まるで自分だけルールがわからないボードゲームの上に、ひきづりこまれたような心許なさ。
それでいて、蚊帳の外にいるからこそ感じられる奇妙な可笑しみ。
私たちの周りは「何となくわかった(ような気になっている)」ようなことで溢れています。回答がない問題はないし、大抵の作品には解説が加えられ、歴史は紐解かれて(いるように見せられて)います。
なぜなら「わかる」ことは快感で安全で、それを求めている人が多いから。

「わからない」感覚はどちらかというと非日常的。
ストレスフルだし悔しい。でも「わかる」感覚以上にパワフルな力が秘められていると思います。この作品を見て「わからないから〇〇したい」エネルギーがワーッと出てきて、それが展覧会をリピートする人の多さに繋がっているんだなと思います。(今私たちが"わかって"いることは、かつて誰かが"わかりたい"と願い、想像し、思考した結果"であると思うので、"わからない"はパワーだと思うのです。)
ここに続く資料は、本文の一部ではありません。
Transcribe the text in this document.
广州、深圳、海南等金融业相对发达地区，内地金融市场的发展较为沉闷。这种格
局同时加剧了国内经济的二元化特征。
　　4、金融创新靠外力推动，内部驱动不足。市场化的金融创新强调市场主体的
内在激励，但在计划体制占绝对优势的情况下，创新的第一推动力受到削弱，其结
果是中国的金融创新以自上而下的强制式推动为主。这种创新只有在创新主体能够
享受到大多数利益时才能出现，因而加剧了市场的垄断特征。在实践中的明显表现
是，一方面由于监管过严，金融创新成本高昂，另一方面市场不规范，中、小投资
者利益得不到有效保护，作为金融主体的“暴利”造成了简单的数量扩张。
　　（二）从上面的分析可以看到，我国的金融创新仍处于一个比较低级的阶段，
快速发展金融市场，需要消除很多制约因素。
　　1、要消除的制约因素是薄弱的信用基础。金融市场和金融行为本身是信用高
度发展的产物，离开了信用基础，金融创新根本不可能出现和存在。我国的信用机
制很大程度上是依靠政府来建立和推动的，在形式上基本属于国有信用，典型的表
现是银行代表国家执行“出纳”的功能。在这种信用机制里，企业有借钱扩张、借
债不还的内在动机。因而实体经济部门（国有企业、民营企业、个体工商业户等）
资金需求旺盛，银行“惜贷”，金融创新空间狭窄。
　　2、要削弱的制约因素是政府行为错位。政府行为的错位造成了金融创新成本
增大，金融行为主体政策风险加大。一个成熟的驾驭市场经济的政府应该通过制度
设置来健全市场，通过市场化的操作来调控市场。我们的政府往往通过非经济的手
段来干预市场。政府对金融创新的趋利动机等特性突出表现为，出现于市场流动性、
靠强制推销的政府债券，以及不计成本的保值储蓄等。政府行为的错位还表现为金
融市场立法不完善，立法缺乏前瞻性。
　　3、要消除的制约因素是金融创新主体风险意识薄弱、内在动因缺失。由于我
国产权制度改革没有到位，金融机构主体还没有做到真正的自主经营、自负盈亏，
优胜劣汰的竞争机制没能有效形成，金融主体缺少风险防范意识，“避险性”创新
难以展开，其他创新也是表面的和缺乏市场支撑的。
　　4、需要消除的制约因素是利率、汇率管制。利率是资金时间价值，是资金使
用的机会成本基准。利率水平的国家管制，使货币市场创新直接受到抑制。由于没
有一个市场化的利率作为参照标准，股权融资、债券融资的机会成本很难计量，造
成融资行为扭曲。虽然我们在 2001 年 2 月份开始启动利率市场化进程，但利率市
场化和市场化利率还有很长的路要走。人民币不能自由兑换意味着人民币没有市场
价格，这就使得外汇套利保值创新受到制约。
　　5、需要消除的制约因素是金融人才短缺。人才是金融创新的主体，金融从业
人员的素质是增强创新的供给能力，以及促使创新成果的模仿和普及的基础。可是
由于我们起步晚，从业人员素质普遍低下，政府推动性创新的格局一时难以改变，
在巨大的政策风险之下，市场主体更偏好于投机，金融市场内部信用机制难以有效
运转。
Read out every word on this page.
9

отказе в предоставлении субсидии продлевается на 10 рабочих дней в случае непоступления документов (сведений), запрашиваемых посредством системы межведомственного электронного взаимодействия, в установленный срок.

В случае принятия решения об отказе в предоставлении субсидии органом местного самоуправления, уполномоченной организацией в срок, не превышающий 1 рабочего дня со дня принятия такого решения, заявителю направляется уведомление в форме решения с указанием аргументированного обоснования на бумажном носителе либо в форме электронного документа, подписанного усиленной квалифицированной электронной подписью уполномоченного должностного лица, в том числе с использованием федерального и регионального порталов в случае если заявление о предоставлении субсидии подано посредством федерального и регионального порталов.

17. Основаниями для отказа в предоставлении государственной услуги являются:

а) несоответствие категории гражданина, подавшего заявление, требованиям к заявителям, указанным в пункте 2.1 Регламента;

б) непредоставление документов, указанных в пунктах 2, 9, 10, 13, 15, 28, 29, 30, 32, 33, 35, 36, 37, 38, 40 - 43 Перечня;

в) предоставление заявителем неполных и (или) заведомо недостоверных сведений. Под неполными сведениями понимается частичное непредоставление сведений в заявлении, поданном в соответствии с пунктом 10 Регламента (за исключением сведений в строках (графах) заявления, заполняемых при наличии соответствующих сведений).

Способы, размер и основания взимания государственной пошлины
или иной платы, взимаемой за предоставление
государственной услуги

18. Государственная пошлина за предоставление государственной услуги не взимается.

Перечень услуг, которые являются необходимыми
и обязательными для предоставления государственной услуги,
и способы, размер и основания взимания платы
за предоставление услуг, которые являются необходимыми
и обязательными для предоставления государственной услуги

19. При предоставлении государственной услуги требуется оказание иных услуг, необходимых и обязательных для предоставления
ただ、この作品は見れども見れども"わからないことしかわからない"。
そもそも、この作品の着想ともなったチバニアンについても(ちょっとぐぐっただけですが)よくわからない。
地磁気反転と言われてもピンとこないしそもそも極が違うと世界はどう違ってくるのかもわからないし、地磁気とか地質時代とか一連の研究だって本当に真実である確証なんてどこにもない。本当に反転したのかもわからない。
だとしたらチバニアンって何?(笑)
そして、分からないことが膨大な年数をかけて、地層のように積み重なってきた結果、今のこの場所がある。とすると、
ここで生きている私たちは、一体何者なんだろう、
ここで何しているのだろう、と不思議な気持ちになります。

※余談ですが、幼い頃、大人たちが仕事をしているのを見て
仕事って何なんだろう、何のために人は仕事をしているんだろう、一体どこに向かっているんだろうと、感じた気持ちを思い出しました。

きっと地磁気は、(反転するとしても)個人が願ったところで反転はしない。
目には見えない、何か大きなものによって反転することが仕組まれている気がします。
私たちの活動や何気ない動き、もちろん美術館の展覧・運営なんかも、私たちの意思で動いているようでいて、実は何かに導線を敷かれているのではないか、私たちは動かされているのではないか、と感じています。
チバニアンも私たちもこの世界そのものだから。
そして、この曖昧で、理解することもコントロールすることも不可能なこの世界の不思議さ、そして理不尽さの断片を、千葉市美術館で垣間見たように感じます。